Ce ne sera pas facile, pour Copé, de se passer de son plus proche conseiller. Lors du bureau politique de mardi, "Jean-François était seul, paumé, raconte un participant. Ça se voyait dans ses yeux, dans la façon dont il regardait son portable. Jérôme l'avait marabouté." Le lui rapporte-t-on que Lavrilleux hausse les épaules : "Ça leur rend service de penser ça. C'est un moyen pour eux de rabaisser un peu plus Jean-François Copé." Peut-être. Mais il y avait, entre les deux hommes, ce qui unit le garde-chasse à son seigneur et maître : le premier est meilleur chasseur que le second, leurs rituels de prédateurs se nourrissent de ce déséquilibre.
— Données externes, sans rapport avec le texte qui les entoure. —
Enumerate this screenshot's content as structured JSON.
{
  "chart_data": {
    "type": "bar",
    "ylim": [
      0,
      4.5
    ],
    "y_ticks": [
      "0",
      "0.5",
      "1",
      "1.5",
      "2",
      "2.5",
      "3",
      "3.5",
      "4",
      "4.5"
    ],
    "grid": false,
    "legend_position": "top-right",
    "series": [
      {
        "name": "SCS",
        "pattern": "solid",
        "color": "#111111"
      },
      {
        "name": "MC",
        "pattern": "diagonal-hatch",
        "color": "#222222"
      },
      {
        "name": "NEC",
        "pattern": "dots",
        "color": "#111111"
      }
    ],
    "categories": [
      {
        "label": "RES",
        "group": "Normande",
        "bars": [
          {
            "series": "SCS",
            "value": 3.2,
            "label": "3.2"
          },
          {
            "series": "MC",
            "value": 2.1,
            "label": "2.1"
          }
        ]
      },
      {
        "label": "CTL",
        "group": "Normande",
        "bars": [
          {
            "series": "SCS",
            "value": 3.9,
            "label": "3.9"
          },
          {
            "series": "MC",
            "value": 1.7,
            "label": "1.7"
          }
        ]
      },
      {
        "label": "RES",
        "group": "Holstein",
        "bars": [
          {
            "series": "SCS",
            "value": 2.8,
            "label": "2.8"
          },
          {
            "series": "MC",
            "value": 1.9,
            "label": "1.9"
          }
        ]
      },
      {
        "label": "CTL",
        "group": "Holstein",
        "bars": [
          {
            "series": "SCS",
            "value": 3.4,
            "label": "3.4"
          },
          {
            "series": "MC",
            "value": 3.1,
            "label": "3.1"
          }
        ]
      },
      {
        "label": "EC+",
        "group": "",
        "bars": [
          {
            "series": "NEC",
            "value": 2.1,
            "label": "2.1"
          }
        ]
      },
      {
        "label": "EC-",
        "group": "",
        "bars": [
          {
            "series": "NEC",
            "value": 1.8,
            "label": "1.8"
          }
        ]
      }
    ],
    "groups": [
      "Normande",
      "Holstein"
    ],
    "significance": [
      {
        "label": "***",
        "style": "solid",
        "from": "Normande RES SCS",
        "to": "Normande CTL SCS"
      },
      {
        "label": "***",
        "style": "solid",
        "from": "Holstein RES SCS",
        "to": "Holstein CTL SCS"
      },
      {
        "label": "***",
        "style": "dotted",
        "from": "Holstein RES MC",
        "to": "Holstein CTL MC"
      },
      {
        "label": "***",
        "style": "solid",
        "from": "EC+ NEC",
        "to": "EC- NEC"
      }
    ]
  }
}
"Je n'ai fait ce que j'ai fait en politique qu'en étant amoureux, nous affirme Lavrilleux. De Pierre André [NDLR : le sénateur de Saint-Quentin], de Chirac, de Copé, de Sarkozy." "Amoureux" de Copé, vraiment ? "Il fait partie des très rares personnes qui ont la capacité de résistance physique et psychologique pour mener le combat suprême. Cela ne m'empêche pas d'être lucide sur ses défauts." La lucidité, l'obsession de Lavrilleux. "Copé ne sent ni les situations ni les gens, nous exposait naguère son compère Millot. Jérôme, si."

"Des gens morts de l'intérieur"

Au point de se croire tout-puissant, souvent, trop souvent. Ces (mauvaises) habitudes-là ne se perdent pas. Il n'est que d'entendre le reclus de Saint-Quentin, aussi impitoyable que du temps de sa splendeur, passer en revue le personnel politique : "Le problème dans ce milieu, c'est qu'il y a des gens morts de l'intérieur : Baroin, Juppé. Copé ne l'est pas. Fillon non plus, lui il est complexé de l'intérieur, il est dans l'auto­émasculation tout en ayant besoin de prouver sa virilité. Wauquiez, c'est une raclure. NKM, ce n'est pas une belle personne. Le Maire est très sympa et vivant, alors qu'il a l'air d'un poisson froid. Sarkozy, c'est le plus vivant de tous, mais à quoi ça sert ?"

Quand, après quatre heures d'entretien, on quitte le restaurant, il nous prend à témoin : "Vous avez vu, personne n'est venu m'insulter." Il ressemble à un premier communiant. Son smartphone clignote, il pianote dessus : "Mon troisième de liste vient d'appeler à ma démission du Parlement européen." Son oeil est désabusé. "Ils ne peuvent pas me forcer à démissionner, c'est certain", assène-t-il pour triompher de son angoisse, avec la même intonation farouche que lorsqu'il nous certifie ce dont il aimerait être sûr : "Mon avocat dit que je ne ferai pas de prison." La minute d'avant, il dégainait le bouclier de la dérision : "J'adorerais avoir des enfants. Ils viendraient me voir au parloir."